Ms. Mano, who has an older sister, said “losing his mother only made Andrew lean heavier on family.”

“If he’s not around family,” she said, “he’s usually trying to get family together.”

They were married July 25 at the Oklahoma Contemporary Arts Center in Oklahoma City before 100 guests. The groom’s father, Paul Silvestri, who was ordained by Church of Christ, officiated. The coronavirus forced the couple to drop their original wedding date, March 21, and to shave 150 family members and friends from their guest list.

“Andrew and Lina, in just a few minutes you are going to step into a life that is full of new possibilities, new dreams and new hopes,” the groom’s father said. “You see, this marriage was in the making nearly 35 years ago beginning on the day Andrew was born.

“I don’t think a day passed by where we didn’t pray and ask God to bring just the right woman for Andrew to marry and asking God to also prepare Andrew to be the right man for the woman he chose,” he told the bride. “You are God’s answer to all these years of prayer and we couldn’t be happier.”

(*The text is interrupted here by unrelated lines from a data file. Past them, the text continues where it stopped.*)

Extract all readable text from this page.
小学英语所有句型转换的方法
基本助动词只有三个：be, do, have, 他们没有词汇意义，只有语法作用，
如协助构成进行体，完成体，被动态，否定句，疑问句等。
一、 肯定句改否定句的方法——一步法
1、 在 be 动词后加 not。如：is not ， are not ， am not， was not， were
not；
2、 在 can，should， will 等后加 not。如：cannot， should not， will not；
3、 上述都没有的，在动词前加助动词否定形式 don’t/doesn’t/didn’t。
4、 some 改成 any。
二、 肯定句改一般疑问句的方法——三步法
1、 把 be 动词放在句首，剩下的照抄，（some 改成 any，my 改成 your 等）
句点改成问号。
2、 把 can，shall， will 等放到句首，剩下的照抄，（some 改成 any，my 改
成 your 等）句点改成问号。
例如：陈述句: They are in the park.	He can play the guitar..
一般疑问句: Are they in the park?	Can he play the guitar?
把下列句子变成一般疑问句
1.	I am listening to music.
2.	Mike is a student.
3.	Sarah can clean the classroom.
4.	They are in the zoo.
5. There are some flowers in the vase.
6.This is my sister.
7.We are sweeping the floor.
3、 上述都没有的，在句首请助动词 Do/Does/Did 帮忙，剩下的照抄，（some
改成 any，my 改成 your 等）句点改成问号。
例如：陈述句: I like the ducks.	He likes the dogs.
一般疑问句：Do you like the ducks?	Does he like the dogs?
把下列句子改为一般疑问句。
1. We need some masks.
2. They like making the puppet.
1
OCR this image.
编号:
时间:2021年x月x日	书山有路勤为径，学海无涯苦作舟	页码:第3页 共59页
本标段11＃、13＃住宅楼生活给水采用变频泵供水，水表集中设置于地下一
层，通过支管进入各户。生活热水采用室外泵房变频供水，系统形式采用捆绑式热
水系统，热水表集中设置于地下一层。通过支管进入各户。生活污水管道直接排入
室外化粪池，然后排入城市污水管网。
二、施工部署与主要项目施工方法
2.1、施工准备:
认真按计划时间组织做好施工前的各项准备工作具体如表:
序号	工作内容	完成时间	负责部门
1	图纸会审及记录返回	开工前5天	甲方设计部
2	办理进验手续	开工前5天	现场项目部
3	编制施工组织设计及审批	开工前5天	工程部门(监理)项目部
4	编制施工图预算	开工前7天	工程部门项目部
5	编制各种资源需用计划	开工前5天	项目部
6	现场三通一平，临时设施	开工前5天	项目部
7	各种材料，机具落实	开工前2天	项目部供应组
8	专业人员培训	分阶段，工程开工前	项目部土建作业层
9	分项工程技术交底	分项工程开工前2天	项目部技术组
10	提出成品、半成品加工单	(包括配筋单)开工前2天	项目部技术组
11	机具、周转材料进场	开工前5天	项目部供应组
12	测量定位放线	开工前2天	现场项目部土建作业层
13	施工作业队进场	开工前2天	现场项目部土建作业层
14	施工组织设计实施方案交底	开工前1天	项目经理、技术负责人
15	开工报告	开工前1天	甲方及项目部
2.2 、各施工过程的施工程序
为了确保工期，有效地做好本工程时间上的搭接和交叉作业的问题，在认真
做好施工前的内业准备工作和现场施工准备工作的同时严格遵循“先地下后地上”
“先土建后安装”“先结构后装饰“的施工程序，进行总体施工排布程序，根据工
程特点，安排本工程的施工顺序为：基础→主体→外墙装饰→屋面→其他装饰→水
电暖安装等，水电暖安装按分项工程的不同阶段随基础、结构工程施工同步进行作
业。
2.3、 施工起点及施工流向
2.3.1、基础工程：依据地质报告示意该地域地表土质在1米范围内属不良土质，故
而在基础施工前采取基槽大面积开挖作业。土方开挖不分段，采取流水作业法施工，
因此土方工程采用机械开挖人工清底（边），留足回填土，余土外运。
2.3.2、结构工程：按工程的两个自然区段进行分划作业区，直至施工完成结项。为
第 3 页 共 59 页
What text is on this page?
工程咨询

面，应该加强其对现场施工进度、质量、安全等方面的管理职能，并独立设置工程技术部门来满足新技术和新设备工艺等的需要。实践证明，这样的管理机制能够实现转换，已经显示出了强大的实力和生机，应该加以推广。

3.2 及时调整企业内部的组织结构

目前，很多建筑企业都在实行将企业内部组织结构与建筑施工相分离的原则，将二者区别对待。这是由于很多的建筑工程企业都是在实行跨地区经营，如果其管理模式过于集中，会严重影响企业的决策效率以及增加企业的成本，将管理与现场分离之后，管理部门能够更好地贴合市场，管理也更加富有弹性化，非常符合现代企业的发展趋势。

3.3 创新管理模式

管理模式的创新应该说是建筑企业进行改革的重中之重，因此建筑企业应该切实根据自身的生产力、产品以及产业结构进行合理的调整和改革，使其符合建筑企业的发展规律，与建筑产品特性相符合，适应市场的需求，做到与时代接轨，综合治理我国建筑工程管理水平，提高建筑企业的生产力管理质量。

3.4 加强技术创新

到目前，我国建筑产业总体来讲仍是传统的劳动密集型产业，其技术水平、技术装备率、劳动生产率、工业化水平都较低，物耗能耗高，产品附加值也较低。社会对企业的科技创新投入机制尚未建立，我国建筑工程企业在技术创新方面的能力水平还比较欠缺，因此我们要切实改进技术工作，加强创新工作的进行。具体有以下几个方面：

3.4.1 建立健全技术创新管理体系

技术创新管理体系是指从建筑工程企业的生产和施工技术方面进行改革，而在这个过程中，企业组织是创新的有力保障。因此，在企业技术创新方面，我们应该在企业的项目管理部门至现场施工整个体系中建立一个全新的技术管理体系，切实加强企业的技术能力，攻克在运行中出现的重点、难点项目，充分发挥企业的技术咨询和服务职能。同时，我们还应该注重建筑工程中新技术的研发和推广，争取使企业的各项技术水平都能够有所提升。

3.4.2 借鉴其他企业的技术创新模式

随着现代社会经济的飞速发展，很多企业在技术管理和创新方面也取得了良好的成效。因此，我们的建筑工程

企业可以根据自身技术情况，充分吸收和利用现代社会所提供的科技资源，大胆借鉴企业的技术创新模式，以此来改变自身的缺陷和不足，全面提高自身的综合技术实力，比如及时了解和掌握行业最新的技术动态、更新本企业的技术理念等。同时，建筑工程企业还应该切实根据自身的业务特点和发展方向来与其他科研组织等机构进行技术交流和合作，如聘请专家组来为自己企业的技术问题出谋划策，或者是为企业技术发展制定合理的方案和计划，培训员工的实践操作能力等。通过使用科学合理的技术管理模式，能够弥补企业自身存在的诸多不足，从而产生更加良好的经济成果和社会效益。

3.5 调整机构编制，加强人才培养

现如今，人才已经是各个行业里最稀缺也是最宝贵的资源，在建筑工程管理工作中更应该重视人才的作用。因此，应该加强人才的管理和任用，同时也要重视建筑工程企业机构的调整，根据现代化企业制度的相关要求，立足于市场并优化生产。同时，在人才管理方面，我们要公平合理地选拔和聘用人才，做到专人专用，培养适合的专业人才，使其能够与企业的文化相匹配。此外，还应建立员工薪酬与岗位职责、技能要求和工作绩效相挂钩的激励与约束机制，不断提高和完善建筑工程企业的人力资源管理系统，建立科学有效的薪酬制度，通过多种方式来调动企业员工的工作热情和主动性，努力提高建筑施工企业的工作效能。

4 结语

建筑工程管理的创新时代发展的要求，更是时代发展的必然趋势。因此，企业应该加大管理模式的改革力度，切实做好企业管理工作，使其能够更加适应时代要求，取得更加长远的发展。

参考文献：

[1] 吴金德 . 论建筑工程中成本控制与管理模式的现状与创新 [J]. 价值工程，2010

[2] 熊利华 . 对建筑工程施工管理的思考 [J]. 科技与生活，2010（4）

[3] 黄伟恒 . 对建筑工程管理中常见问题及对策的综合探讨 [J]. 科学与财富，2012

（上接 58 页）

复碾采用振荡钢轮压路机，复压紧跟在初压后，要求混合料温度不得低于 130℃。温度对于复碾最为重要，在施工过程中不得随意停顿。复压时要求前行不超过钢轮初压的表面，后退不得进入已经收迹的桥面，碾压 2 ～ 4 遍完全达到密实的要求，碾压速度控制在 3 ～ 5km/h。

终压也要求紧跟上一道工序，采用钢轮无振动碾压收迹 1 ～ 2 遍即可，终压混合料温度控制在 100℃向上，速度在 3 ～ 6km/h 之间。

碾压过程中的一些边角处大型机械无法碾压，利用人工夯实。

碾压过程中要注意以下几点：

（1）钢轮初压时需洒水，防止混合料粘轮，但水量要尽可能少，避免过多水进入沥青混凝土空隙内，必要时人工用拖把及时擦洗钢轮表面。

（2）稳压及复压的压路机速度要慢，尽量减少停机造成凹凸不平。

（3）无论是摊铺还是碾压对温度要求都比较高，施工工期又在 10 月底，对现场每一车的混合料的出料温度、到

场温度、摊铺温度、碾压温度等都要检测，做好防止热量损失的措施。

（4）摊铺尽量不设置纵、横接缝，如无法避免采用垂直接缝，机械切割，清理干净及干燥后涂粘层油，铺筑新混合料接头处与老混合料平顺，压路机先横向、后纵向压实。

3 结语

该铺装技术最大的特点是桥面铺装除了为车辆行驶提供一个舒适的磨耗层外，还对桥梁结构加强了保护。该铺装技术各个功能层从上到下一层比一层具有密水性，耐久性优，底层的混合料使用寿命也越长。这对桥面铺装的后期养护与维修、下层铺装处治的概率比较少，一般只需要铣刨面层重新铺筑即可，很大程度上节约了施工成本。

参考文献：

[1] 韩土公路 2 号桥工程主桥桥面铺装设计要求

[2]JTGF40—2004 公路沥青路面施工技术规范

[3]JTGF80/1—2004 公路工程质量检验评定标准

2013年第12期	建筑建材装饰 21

Neither could the newlyweds, who, according to the rules of a game they began playing four years earlier, still have one question left to ask each other.

The subject of that official 20th question could be anything in the coming years, given what could lie ahead. Children? Promotions? Vacation plans?

“Having used up all of our other questions has made this last one that much more valuable,” the groom said. “The possibilities are endless.”

When July 25, 2020

Where Oklahoma Contemporary Arts Center, Oklahoma City

The Bride’s Attire She donned an Oscar de la Renta Landon silk V-neck trumpet gown with draped ruffle back and illusion neckline. She also wore, Miu Miu metallic leather sandals with crystal-studded straps, embellished butterfly earrings by Nicola Bathie, and a yellow gold Cartier love bracelet given to her by the groom on their wedding day.

The Groom’s Attire He wore a midnight navy blue pin dot tuxedo with Giuseppe Zanotti’s Lewis cup crystal embellished black suede loafers, his grandfathers gold cuff links, and a Z-Blue Dial Milgauss Rolex watch, given to him by the bride on their wedding day.